Last but not least, we expect to sustain the double-digit constant currency growth momentum in the international business, which will also be aided by the expansion of the addressable market in our current geographies. These levers should help us double our current turnover in five years.
Most firms admit that competitive intensity in FMCG has grown post-Covid 19, with digital brands hurting players at the top end and small brands at the lower end. Are large, listed players doing enough to counter this challenge?
FMCG growth is not about listed firms alone. It is not a summation of the growth of just listed players. There are unlisted players, including D2C brands, unlisted MNCs and regional or local brands, whose performance may not be getting accurately captured by a retail audit. Commentary by unlisted players suggests a better performance underscored by broader demand resilience. Having said that, post-Covid-19, listed players have brought about significant changes in every function. From nano manufacturing to mass personalisation of products to the use of AI and data analytics in market research to embracing smart selling and distribution. There are sweeping changes that listed players have brought about in their operations to adjust to the new normal.
Will you continue to look at acquisitions in the direct-to-consumer (D2C) and digital space. You have four brands already in your digital-first portfolio at the moment?
We believe there is still space for doing a couple of more digital brand acquisitions in the next few years.
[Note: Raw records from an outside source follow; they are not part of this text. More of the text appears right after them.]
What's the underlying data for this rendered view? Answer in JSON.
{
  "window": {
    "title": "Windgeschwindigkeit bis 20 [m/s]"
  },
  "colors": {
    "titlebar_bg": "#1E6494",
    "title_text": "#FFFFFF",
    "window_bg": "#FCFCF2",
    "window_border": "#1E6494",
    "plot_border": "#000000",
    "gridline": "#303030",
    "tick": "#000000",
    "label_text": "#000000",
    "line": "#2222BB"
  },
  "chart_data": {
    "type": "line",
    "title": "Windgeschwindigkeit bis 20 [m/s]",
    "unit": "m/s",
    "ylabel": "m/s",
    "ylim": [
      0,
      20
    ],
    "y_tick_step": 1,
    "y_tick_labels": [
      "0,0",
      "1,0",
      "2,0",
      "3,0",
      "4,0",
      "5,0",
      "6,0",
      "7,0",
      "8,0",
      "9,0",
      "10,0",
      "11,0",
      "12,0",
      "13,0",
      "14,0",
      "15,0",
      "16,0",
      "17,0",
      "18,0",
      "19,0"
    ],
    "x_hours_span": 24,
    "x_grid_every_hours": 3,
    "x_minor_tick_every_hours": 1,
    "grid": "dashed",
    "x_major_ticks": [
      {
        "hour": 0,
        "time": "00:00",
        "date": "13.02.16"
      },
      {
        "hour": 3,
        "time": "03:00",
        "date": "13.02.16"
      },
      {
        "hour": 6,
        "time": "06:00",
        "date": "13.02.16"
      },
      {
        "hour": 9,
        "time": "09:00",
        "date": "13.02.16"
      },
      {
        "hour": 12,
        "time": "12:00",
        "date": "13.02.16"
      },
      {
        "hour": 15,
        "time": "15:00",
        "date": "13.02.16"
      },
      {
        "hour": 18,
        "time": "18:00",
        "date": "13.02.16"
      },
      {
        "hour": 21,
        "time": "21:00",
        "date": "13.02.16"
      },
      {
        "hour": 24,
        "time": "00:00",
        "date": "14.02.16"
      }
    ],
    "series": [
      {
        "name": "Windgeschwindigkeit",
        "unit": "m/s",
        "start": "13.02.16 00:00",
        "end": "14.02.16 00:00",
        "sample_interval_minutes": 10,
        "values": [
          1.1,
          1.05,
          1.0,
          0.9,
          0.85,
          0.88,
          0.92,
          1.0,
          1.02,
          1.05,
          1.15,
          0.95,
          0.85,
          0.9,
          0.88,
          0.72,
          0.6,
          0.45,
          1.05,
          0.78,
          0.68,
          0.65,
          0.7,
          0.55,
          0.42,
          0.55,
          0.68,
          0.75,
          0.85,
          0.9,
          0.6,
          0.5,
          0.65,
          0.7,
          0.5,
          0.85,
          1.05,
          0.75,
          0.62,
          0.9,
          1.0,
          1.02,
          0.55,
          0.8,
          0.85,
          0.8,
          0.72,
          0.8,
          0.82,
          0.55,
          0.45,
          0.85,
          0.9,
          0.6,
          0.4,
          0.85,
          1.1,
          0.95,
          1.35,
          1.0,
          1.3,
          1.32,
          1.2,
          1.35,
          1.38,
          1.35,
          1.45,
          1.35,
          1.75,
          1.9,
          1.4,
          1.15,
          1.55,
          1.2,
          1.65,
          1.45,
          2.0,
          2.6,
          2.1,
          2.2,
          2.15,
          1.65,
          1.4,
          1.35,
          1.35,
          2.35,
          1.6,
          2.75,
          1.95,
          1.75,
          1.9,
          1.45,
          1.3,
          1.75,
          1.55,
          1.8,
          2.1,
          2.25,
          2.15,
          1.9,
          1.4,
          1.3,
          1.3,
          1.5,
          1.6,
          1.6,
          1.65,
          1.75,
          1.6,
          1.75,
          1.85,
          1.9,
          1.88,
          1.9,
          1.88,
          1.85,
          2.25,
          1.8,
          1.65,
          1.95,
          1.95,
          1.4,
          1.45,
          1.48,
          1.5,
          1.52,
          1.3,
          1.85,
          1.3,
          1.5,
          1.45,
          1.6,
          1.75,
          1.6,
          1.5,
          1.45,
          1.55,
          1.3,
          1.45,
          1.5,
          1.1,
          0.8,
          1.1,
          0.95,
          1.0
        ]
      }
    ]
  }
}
This will be in adjacencies where we believe we have a right to win. As far as our current portfolio of digital-first brands is concerned, there is further scope for growth. Beardo (male grooming) and Plix (plant-based nutrition), for instance, have broken even and are likely to touch Rs 1,000 crore in combined ARR (average recurring revenue) this year (FY26). We see their pace of growth accelerating as we go forward. True Elements (digital-first food brand) and Just Herbs (Ayurvedic/Organic skin care) will take an 18-24-month period to break even. We are targeting an annual growth of about 20-25% in these two brands over the next few years.
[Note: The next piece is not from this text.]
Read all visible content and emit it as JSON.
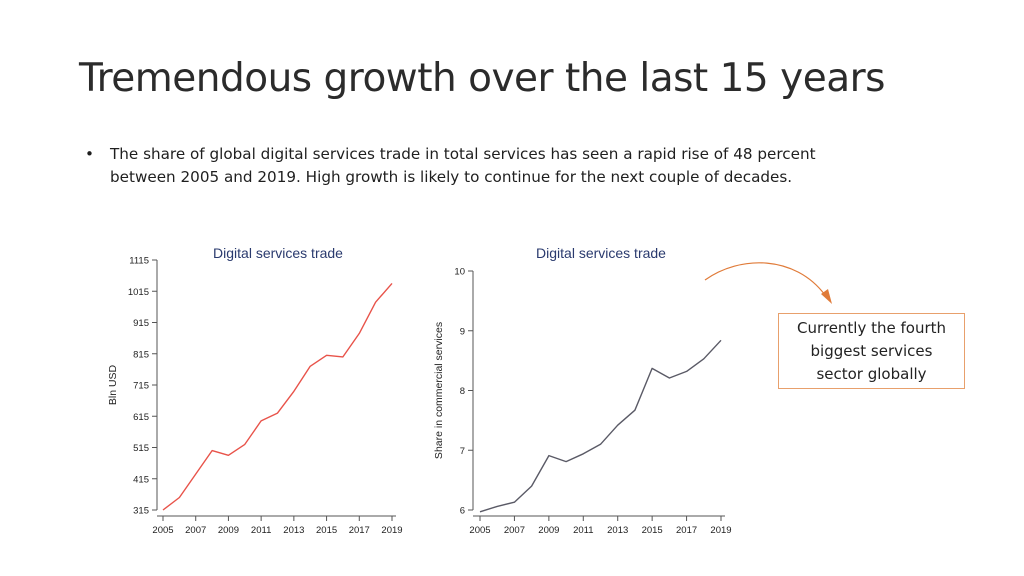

While the government and the central bank have taken steps to mitigate stress in urban areas with fiscal and monetary policy measures, when do you see consumer confidence growing in urban centres?
Urban consumers were stressed in part due to rising inflation. With food inflation having cooled down and commodity inflation benign at the moment, the extra money that the fiscal and monetary policy measures will give consumers will help. While not all of it will go towards FMCG spending, it will improve sentiment and overall volume growth in the sector.
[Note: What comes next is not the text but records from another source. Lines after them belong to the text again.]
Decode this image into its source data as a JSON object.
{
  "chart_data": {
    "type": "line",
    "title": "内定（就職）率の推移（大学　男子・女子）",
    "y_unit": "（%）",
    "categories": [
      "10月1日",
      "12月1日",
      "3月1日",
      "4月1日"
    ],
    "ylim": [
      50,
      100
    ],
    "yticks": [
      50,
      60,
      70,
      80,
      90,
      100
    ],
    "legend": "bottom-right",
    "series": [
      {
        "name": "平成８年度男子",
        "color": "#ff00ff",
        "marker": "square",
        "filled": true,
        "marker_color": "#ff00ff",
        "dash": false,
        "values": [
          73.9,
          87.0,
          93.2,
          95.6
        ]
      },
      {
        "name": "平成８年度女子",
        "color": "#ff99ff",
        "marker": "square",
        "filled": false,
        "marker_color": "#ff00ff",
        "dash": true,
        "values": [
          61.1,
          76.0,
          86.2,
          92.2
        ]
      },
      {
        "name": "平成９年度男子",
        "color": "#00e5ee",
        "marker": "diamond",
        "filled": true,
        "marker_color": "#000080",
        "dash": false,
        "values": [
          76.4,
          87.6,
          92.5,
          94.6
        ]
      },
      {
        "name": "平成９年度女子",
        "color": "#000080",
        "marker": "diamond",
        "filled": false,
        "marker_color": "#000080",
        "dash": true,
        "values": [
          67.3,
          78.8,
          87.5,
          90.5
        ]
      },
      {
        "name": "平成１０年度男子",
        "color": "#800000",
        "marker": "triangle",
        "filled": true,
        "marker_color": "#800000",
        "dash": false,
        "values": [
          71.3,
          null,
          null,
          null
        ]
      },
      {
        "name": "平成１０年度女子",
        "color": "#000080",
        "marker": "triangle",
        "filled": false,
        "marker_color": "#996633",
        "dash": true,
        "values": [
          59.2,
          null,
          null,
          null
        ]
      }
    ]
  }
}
But many executives believe that the ongoing Iran-Israel conflict may hurt sentiment. While a ceasefire has been declared, the region remains volatile, which would impact crude and its derivatives. Does that worry you?
The current crisis in West Asia may not have a significant impact on domestic consumption. While input costs related to crude may increase, there could be a minor impact, nothing major. The risk management framework of most companies today have built in these scenarios. It is not a cause for worry at the moment.
What is your outlook for the FMCG market this year?
Volume growth this year (FY26) will be better than last year (FY25) given that rural demand is recovering and urban demand may show signs of revival following the fiscal and monetary policy stimulus. While revenue growth will show signs of improvement, profitability will depend on how external factors, including geopolitical issues pan out and its impact on commodities.